İlayda HAN
Japon Kuklası, Mojo, Joko’nun Doğum Günü, Yastık Adam, Jerry ve Tom ve Shakespeare Zorda oyunlarının ödüllü yönetmeni İlham Yazar’ın Bilkent Üniversitesi'nde oyunculuk dersleri verdiğini biliyor muydunuz? Hacettepe Üniversitesi Ankara Devlet Konservaturı’ndan 1989’da mezun olan Yazar, Devlet Tiyatrosu sanatçı kimliğiyle birçok oyunda yönetmen ve aktör olarak görev yaptı.

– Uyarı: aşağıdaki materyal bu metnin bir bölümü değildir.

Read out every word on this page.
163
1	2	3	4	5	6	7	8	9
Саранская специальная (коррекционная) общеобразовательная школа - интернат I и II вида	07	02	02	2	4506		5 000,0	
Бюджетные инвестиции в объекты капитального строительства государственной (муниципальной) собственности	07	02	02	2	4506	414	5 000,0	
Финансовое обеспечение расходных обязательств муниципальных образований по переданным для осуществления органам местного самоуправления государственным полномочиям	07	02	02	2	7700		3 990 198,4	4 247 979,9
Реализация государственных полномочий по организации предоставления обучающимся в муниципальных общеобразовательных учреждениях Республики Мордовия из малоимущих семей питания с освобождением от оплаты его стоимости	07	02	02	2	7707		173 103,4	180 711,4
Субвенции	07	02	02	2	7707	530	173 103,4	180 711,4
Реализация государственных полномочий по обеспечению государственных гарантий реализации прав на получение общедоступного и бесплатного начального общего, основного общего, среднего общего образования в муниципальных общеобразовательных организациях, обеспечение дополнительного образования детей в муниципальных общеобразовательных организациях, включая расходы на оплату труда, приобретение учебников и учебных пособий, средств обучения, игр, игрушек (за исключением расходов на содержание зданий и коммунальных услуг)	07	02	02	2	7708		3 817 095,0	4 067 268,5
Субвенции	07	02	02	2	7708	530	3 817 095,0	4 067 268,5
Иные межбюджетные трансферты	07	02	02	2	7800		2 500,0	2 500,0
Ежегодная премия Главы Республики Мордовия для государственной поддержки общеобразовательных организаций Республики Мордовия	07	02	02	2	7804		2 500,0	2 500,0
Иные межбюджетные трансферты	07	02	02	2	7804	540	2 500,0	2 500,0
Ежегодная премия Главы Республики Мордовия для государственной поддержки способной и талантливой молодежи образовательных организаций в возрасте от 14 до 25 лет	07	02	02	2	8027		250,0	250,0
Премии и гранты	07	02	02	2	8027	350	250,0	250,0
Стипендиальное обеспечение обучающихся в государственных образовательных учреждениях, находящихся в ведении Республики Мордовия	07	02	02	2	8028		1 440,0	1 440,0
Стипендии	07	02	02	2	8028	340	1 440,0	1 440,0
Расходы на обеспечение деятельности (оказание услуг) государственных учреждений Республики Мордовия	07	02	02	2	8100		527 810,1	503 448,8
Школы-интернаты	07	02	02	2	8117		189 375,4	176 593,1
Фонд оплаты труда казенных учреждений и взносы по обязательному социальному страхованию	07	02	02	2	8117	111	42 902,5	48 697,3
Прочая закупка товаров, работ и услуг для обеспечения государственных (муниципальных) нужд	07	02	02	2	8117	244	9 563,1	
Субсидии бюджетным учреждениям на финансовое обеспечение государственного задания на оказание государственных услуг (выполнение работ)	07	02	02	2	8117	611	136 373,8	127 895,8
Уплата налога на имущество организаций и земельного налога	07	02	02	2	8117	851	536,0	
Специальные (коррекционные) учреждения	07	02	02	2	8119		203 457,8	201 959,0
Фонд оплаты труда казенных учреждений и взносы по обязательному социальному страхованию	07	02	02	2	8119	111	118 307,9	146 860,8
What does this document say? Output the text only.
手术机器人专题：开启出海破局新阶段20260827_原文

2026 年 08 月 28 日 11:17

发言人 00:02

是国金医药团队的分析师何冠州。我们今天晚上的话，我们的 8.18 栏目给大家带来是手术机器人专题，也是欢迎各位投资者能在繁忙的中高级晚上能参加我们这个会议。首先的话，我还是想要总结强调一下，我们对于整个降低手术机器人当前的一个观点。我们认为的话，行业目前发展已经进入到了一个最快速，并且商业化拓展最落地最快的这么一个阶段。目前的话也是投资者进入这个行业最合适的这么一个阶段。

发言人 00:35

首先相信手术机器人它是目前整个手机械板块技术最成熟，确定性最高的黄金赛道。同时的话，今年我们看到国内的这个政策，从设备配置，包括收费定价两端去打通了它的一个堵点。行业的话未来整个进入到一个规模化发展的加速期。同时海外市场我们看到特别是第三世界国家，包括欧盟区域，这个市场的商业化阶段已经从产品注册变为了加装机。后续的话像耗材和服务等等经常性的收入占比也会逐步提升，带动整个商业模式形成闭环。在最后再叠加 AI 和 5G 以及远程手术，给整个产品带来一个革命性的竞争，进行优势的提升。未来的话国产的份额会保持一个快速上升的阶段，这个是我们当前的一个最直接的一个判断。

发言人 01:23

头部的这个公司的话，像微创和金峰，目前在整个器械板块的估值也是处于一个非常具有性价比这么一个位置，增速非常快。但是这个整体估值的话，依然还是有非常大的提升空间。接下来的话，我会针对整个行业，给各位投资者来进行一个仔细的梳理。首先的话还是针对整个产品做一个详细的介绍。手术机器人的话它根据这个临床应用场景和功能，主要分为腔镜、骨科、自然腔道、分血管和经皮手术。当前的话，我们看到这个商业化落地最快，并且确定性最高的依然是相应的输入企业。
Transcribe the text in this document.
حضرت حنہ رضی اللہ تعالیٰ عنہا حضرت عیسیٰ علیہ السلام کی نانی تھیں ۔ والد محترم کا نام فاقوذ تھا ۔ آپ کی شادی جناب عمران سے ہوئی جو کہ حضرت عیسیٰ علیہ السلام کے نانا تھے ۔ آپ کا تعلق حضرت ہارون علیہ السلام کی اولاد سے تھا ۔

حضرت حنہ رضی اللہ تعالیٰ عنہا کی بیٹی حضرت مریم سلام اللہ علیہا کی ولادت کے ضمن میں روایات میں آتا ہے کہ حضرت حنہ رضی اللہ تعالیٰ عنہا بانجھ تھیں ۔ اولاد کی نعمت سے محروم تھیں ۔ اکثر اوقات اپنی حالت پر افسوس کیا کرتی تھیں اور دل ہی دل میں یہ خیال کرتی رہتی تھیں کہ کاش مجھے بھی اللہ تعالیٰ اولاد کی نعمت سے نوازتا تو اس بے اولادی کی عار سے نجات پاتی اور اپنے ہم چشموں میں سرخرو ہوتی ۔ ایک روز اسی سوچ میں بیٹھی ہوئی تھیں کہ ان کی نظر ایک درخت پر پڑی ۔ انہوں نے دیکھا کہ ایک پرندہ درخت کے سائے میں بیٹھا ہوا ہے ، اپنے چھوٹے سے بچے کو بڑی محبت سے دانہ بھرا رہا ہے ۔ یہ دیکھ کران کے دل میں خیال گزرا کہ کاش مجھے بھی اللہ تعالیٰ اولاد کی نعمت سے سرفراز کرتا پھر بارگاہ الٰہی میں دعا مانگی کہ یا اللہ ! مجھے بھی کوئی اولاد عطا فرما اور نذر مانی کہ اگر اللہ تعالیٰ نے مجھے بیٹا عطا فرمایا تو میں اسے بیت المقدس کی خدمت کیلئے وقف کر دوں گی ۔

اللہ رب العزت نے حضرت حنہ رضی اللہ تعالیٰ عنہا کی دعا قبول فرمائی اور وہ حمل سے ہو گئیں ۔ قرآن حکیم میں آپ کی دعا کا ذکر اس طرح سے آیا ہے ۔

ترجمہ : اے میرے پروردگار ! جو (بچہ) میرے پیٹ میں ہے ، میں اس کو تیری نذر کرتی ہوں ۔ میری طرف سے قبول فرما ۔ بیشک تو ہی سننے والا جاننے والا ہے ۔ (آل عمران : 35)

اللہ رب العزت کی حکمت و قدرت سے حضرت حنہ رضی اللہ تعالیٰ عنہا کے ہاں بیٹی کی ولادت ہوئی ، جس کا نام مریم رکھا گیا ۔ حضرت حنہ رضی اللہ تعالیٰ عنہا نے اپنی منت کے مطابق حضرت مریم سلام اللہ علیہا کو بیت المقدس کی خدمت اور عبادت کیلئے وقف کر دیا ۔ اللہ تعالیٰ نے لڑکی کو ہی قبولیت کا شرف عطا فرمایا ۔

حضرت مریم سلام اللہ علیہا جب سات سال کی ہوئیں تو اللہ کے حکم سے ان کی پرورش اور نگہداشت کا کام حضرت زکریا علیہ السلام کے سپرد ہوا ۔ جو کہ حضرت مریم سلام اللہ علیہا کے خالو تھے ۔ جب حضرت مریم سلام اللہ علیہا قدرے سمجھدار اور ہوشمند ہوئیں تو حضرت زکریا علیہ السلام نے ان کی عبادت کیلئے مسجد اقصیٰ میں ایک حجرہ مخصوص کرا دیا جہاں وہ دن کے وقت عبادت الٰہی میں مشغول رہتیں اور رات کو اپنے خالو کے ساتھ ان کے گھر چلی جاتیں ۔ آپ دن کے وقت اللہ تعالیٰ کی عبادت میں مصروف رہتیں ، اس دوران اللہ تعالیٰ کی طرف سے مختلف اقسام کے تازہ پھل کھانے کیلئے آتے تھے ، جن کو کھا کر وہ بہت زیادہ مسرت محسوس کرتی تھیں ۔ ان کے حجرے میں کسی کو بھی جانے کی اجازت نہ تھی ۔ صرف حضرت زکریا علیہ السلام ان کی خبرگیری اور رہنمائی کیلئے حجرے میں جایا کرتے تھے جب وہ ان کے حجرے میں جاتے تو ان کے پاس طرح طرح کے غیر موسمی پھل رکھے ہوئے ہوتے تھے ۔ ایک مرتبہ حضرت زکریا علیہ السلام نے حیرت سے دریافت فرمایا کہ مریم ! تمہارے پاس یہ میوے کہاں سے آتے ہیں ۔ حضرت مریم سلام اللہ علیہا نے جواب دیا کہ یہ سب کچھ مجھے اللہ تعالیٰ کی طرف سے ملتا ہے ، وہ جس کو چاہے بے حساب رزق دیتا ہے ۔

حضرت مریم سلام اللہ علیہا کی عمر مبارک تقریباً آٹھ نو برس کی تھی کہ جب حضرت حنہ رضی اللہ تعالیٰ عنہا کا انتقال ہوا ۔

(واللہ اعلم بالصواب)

İlham Yazar ile Bilkent Üniversitesi Müzik ve Sahne Sanatları Fakültesinde COMD 331 sınıfı olarak bir söyleşi yaptık. Yazarımızın doğup büyüdüğü ve “ eski halini çok özlediği” Ankara’dan, yönetmen ve eğitmen olmanın inceliklerine, sanata bakış açısından şu an Tiyatro Bölümü 3. Sınıf öğrencileri tarafından sahnelenen Japon Kuklası’na kadar uzun, bol kahkahalı, bazen de biraz hüzün dolu bir söyleşi oldu. Yönetmenlik yapmanın oyuncu olmaktan çok daha fazla sorumluluk getirdiğini ama Bilkent Üniversitesi’nde eğitmenlik yapmaktan çok keyif aldığını söyleyen yazar, sahneye ilk defa çıkan öğrencileri tarafından sahnelenen Japon Kuklası performansının izlemeye değer olduğunun altını çiziyor.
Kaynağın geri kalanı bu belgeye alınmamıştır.